Université Cadi Ayyad, Faculté de Médecine et de Pharmacie Marrakech

Spécialité Médecine
Lieu Marrakech
Type de document Thèse
Langue French
Format | PDF
Taille 1.76 MB
  • Antibiotiques
  • Réanimation
  • Pharmaco-économie

Résumé

I.Consommation d antibiotiques en réanimation médico chirurgicale à l hôpital Ibn Tofail de Marrakech

Cette étude rétrospective, menée sur deux ans (2007-2008) au service de réanimation médico-chirurgicale de l'hôpital Ibn Tofail (CHU Mohammed VI, Marrakech), analyse la consommation d'antibiotiques dans ce service de 10 lits.
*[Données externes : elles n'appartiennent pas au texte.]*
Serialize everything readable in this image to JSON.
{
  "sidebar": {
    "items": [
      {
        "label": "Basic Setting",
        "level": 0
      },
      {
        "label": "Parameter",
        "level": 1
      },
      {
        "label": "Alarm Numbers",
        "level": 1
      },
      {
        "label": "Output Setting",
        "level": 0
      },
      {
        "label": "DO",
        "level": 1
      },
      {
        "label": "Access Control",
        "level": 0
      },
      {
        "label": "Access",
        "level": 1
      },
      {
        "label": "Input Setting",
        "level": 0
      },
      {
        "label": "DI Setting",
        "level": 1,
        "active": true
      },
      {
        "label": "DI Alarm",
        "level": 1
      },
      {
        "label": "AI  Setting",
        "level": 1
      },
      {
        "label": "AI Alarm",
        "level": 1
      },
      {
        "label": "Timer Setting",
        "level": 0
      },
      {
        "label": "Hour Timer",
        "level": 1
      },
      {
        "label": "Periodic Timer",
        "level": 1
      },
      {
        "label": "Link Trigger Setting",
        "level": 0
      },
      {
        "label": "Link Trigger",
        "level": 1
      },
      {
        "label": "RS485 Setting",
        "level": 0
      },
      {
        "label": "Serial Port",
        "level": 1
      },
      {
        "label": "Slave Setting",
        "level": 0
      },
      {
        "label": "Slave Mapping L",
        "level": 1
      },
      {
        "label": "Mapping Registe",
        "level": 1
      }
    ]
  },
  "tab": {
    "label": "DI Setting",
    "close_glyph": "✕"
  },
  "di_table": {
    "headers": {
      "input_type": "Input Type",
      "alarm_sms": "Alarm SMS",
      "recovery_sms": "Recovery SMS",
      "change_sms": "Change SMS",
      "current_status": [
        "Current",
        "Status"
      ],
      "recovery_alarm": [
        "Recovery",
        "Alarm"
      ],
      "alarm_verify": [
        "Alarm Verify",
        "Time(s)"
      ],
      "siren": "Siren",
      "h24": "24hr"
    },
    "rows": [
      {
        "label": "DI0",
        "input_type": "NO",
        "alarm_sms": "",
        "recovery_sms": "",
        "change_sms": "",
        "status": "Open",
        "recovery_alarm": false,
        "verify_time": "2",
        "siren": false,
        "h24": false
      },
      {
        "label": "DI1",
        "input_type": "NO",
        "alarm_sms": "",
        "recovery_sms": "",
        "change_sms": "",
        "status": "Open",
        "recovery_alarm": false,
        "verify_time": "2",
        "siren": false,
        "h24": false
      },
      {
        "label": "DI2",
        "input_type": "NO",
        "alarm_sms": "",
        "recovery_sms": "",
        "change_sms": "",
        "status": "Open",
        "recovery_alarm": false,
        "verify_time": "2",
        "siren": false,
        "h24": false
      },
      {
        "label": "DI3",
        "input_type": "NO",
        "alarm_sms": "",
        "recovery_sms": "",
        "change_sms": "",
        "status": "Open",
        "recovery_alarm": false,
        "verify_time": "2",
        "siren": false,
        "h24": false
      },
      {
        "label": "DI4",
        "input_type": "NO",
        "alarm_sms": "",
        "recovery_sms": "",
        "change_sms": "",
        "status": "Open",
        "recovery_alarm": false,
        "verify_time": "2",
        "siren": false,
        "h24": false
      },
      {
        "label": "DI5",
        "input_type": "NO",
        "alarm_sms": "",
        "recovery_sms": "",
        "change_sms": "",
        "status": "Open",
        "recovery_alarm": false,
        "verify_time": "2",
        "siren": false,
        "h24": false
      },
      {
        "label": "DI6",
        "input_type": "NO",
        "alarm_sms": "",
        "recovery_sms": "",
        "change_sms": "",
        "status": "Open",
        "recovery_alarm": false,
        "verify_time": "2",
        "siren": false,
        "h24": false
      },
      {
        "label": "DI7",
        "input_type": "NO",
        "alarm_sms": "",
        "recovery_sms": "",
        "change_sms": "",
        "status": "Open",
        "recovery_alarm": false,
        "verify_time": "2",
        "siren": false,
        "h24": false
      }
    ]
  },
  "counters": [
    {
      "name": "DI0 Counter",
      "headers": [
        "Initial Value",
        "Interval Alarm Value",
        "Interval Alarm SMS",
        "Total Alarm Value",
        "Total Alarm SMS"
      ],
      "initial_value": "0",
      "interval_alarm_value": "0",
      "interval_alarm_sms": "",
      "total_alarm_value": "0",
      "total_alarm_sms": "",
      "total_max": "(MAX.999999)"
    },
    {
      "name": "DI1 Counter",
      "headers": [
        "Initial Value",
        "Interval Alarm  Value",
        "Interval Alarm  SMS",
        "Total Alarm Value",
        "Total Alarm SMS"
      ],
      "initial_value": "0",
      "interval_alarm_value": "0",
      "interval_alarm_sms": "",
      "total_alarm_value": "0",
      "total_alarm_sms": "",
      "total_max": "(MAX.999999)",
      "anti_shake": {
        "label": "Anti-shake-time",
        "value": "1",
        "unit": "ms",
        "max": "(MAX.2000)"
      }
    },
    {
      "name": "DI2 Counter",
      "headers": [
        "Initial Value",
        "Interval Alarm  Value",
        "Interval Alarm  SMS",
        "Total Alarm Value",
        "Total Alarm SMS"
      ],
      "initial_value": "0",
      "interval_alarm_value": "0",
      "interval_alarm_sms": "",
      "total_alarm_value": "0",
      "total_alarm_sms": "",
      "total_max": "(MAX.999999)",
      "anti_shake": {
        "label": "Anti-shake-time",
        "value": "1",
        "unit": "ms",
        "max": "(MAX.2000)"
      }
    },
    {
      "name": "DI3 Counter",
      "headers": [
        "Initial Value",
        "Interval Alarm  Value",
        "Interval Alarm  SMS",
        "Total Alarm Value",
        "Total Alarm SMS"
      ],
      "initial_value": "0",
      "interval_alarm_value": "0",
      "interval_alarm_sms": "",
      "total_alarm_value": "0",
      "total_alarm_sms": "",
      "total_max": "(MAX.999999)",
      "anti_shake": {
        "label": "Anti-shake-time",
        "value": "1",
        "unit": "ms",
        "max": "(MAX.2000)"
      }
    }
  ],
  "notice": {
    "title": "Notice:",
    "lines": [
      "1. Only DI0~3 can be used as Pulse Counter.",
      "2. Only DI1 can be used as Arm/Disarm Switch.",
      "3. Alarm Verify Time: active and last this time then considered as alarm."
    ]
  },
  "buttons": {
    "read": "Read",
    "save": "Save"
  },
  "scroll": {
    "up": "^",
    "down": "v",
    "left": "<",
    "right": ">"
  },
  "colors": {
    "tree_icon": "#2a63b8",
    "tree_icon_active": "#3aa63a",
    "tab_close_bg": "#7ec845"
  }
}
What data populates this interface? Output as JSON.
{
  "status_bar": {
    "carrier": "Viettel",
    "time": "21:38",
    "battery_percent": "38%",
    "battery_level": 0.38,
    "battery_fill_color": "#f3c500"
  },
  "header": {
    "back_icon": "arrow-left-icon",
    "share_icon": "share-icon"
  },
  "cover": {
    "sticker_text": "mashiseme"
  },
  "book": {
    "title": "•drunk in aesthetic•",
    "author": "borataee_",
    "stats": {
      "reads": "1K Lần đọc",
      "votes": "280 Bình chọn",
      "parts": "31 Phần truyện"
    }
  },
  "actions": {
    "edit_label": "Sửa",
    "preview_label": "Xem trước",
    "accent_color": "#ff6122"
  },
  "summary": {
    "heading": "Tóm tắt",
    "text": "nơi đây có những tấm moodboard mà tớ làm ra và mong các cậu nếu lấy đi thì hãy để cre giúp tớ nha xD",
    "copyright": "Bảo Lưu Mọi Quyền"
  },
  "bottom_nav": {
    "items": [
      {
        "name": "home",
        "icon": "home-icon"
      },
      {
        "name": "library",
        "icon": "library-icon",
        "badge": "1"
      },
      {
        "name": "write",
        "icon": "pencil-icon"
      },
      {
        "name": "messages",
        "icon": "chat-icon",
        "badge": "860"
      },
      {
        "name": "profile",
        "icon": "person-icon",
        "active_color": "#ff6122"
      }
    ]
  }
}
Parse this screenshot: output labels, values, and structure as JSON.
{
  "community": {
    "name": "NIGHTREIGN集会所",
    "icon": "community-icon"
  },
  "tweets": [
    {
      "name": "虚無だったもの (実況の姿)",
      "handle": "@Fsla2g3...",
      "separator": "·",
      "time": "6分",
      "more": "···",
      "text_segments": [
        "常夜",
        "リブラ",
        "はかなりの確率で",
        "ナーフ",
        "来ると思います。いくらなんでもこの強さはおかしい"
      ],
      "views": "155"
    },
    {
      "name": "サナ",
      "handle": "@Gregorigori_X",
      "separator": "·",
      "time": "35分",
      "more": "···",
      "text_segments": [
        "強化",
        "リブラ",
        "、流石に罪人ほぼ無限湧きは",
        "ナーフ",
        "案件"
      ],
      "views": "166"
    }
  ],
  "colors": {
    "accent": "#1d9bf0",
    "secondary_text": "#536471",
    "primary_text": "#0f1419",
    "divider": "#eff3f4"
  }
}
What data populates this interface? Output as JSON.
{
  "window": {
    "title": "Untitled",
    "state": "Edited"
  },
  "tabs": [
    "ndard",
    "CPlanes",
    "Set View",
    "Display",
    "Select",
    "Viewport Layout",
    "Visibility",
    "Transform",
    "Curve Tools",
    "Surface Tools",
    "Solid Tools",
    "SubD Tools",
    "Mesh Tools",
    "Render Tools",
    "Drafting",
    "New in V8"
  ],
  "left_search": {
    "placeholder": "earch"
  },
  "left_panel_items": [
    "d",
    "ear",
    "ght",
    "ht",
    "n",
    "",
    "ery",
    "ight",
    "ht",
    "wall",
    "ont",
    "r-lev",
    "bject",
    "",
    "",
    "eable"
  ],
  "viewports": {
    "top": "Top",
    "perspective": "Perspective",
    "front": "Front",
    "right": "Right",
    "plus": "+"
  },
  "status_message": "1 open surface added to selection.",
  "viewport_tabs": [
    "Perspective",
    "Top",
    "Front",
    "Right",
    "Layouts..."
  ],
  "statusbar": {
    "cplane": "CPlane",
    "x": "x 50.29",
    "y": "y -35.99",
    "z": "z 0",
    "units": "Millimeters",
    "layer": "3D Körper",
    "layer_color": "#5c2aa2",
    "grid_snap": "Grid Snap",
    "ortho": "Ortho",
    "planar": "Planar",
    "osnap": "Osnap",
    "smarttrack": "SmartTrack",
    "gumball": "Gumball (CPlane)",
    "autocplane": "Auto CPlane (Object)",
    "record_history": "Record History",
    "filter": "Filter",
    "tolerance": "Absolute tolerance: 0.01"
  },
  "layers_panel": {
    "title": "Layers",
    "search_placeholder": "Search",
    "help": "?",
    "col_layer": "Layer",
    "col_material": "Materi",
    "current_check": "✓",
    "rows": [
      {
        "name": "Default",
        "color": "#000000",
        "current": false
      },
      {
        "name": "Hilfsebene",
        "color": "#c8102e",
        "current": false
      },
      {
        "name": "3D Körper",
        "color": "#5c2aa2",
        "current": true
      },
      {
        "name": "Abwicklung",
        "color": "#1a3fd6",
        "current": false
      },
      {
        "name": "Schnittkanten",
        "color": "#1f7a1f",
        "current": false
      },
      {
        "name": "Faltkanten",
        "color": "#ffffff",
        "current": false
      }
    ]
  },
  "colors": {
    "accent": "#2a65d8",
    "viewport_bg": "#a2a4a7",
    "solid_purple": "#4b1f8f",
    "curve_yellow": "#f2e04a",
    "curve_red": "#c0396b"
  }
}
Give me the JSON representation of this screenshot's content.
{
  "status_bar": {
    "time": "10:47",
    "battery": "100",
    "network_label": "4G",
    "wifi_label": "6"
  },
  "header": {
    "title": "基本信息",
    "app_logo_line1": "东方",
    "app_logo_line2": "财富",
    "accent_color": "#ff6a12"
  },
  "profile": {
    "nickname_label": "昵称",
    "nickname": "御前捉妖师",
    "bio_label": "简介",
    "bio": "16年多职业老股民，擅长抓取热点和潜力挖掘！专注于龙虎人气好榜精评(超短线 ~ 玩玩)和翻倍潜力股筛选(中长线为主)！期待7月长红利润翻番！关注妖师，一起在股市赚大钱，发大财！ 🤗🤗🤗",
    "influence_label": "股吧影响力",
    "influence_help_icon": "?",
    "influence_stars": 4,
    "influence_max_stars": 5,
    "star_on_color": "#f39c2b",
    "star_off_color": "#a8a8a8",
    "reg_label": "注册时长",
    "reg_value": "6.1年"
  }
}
L'objectif principal est d'évaluer la consommation en doses définies journalières (DDJ ou DDD) par famille et molécule, selon la classification ATC de l'OMS, afin d'identifier les antibiotiques les plus utilisés et d'évaluer leur impact sur le budget hospitalier et le développement de la résistance aux antibiotiques. L'étude porte sur tous les patients hospitalisés durant cette période. Des données démographiques et cliniques ont été recueillies à partir des registres d'admission et des dossiers médicaux.

1. Cadre de l étude

L'étude, menée au service de réanimation médico-chirurgicale de l'hôpital Ibn Tofail du CHU Mohammed VI à Marrakech, est une étude rétrospective portant sur deux années, 2007 et 2008. Ce service de réanimation compte 10 lits. L'étude vise à déterminer la consommation d'antibiotiques chez tous les patients hospitalisés durant cette période. Les données démographiques sont collectées à partir des registres d'admission, tandis que les données cliniques proviennent des dossiers médicaux archivés. La consommation d'antibiotiques est exprimée en doses définies journalières (DDJ ou DDD), conformément aux normes de l'OMS, utilisées comme outil de comparaison et non comme recommandations posologiques. Il est important de noter que certaines DDJ diffèrent significativement des posologies réellement utilisées en pratique. La classification thérapeutique anatomique de l'OMS guide l'expression de la consommation, décomposée en familles, sous-familles et molécules.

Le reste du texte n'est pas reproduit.